Mülheim. Fast 1000 Mitglieder verlor die katholische Kirche in Mülheim in den letzten beiden Jahren. Die Gemeinde St. Michael arbeitet engagiert dagegen.
Fast 1000 Mülheimer Katholiken haben ihrer Kirche in den beiden vergangenen Jahren den Rücken gekehrt. Johanna Reh, Maren Hase, Matthias Hase, Franz Weimann und Alfred Beyer aus der Speldorfer Kirchengemeinde St. Michael erklären im Gespräch mit dieser Redaktion, warum sie sich weiter in ihrer Kirche engagieren und sich wünschen, dass wieder mehr Menschen den Weg in ihre Gemeinde finden.
Die katholische Kirche ist besser als ihr Ruf, der durch Missbrauchsfälle schwer gelitten hat. Davon sind diese engagierten Mülheimer Katholiken überzeugt. „In der Öffentlichkeit wird oft ein Zerrbild der Kirche gezeichnet, dass mit der Kirche vor Ort nichts zu tun hat. Wir sind viel toleranter und aufgeschlossener als viele glauben“, sagt der Vorsitzende des Fördervereins von St. Michael, Franz Weimann.

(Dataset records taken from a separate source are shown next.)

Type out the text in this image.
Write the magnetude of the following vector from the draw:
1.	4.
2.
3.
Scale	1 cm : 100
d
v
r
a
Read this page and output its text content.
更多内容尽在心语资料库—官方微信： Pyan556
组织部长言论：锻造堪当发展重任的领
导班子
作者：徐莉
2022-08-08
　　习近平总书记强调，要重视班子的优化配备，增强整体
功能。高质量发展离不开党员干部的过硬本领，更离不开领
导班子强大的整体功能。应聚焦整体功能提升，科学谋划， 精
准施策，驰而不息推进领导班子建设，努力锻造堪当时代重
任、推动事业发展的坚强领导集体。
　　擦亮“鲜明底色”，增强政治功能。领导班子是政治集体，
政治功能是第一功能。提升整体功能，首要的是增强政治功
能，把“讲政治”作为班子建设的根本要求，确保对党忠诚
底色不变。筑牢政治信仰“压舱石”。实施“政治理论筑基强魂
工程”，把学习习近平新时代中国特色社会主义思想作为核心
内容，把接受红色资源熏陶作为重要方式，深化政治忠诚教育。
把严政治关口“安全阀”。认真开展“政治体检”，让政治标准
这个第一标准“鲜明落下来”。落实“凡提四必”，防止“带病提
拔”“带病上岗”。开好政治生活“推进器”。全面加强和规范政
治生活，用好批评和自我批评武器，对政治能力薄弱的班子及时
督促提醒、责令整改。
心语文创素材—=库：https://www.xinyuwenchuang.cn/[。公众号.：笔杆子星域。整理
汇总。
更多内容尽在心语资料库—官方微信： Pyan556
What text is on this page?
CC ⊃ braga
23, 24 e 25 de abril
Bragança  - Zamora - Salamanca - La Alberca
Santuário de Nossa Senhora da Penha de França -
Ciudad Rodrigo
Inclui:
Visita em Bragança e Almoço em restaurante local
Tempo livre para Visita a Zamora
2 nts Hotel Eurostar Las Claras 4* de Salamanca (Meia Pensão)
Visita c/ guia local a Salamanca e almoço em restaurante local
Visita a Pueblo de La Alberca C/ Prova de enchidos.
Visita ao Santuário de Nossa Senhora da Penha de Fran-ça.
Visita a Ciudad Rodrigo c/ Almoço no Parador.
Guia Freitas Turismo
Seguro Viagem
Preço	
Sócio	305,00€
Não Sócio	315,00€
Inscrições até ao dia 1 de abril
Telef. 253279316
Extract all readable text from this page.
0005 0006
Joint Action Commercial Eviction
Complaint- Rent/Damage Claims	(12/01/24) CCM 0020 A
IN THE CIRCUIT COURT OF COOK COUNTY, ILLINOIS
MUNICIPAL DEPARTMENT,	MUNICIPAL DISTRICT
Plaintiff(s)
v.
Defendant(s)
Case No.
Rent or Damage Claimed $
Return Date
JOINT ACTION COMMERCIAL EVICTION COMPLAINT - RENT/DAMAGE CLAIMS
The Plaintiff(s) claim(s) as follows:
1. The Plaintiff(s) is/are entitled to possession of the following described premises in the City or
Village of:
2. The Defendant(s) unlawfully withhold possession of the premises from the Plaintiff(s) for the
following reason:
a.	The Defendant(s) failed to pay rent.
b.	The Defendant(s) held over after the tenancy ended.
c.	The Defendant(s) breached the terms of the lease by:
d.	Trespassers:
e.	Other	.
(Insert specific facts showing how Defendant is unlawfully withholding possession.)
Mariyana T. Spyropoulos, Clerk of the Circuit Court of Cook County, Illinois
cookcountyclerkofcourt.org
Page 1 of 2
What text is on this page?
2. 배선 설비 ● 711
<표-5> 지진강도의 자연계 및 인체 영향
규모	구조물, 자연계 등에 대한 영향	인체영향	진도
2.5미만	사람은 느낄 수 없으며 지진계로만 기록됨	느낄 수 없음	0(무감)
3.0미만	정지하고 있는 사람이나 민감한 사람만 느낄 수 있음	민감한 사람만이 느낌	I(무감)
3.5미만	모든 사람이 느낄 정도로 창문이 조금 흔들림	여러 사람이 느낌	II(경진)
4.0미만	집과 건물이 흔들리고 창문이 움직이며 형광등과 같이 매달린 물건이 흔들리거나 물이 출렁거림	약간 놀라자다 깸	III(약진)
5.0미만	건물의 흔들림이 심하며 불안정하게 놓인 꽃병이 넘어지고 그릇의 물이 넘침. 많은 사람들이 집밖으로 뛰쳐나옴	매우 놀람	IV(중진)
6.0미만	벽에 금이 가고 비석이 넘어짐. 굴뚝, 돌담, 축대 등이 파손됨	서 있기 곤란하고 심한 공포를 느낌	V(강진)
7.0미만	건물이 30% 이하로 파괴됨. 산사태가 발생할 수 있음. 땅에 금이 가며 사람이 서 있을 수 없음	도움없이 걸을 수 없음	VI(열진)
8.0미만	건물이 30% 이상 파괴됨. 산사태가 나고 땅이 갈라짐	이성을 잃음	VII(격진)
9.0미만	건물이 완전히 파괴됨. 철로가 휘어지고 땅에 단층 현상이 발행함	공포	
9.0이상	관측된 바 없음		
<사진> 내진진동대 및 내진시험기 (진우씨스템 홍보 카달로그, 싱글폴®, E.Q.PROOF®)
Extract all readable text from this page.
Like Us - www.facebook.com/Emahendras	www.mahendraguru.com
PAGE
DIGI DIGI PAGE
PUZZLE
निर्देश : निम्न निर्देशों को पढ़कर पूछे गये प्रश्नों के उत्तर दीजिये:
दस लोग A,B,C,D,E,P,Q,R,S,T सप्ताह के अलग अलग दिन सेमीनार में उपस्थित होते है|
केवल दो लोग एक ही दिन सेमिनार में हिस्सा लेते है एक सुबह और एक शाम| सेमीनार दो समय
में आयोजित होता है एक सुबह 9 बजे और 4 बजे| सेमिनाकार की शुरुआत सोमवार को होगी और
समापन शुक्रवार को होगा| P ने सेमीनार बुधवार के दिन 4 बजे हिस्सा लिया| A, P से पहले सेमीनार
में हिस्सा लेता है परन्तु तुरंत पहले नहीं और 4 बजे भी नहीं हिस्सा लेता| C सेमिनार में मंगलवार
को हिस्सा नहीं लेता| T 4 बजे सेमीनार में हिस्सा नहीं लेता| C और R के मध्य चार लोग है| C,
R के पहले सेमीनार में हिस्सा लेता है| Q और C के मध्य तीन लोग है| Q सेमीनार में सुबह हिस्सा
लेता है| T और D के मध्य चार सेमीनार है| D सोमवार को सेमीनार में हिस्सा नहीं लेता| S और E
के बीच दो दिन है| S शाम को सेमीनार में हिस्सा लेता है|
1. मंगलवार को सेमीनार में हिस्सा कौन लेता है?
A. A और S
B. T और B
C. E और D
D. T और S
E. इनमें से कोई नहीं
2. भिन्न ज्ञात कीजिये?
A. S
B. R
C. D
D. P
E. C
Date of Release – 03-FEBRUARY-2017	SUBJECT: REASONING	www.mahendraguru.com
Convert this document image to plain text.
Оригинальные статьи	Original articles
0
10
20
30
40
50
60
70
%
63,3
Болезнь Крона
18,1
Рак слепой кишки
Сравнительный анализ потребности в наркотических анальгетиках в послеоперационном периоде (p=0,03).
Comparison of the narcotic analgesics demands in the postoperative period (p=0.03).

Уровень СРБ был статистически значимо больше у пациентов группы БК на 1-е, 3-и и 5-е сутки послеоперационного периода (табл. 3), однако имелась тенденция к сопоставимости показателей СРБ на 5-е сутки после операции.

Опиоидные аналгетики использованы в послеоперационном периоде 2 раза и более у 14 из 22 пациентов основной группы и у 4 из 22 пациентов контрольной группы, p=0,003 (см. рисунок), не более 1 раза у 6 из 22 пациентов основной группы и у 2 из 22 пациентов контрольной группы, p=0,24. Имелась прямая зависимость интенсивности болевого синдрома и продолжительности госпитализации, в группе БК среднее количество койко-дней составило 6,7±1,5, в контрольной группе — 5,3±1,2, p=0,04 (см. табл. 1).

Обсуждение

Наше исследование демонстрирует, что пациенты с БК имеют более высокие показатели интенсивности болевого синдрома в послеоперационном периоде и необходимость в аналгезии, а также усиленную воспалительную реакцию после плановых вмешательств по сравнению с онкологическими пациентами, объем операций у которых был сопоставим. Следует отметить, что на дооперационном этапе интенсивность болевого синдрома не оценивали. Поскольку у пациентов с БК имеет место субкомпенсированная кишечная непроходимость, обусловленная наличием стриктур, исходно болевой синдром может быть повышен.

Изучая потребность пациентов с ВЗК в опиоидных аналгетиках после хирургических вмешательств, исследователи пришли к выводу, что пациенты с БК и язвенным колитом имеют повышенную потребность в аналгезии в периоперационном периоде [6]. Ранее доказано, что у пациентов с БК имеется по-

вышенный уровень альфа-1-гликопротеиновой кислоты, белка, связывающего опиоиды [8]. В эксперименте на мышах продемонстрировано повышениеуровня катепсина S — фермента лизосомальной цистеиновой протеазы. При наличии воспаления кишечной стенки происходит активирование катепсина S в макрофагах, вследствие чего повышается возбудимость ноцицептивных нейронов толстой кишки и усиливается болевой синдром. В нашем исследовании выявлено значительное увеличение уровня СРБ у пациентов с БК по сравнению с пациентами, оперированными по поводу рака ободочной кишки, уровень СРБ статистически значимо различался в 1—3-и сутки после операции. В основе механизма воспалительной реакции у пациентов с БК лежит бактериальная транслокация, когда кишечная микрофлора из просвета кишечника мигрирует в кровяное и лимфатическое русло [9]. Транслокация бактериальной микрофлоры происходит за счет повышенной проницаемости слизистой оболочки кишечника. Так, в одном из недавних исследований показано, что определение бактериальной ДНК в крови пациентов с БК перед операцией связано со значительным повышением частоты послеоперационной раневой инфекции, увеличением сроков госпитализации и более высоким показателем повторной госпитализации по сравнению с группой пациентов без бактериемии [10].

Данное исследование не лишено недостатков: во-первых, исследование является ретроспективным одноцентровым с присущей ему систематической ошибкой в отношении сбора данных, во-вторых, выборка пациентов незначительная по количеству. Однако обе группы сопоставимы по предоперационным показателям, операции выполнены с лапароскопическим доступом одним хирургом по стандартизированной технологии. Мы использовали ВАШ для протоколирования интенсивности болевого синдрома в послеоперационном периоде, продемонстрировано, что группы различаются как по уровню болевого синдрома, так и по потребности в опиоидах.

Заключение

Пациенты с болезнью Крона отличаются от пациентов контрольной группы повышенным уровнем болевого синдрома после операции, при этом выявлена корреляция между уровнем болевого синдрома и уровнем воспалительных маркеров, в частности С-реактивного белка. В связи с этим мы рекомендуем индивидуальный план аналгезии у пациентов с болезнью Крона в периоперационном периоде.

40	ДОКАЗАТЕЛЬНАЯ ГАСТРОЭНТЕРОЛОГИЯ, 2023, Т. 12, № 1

Mülheimer Gemeinde lud zum Regenbogen-Gottesdienst ein
Um die kirchliche Willkommenskultur auch nach außen zu signalisieren, lud die zur Linksruhr-Pfarrei St. Mariä Himmelfahrt gehörige Gemeinde kürzlich zu einem Gottesdienst ein unter dem Motto: „Eine Gemeinde stellt sich unter den Regenbogen - alle sind willkommen“. Vor rund 150 Gottesdienstbesuchern wurden Menschen vorgestellt, die einen Querschnitt unserer Gesellschaft darstellen.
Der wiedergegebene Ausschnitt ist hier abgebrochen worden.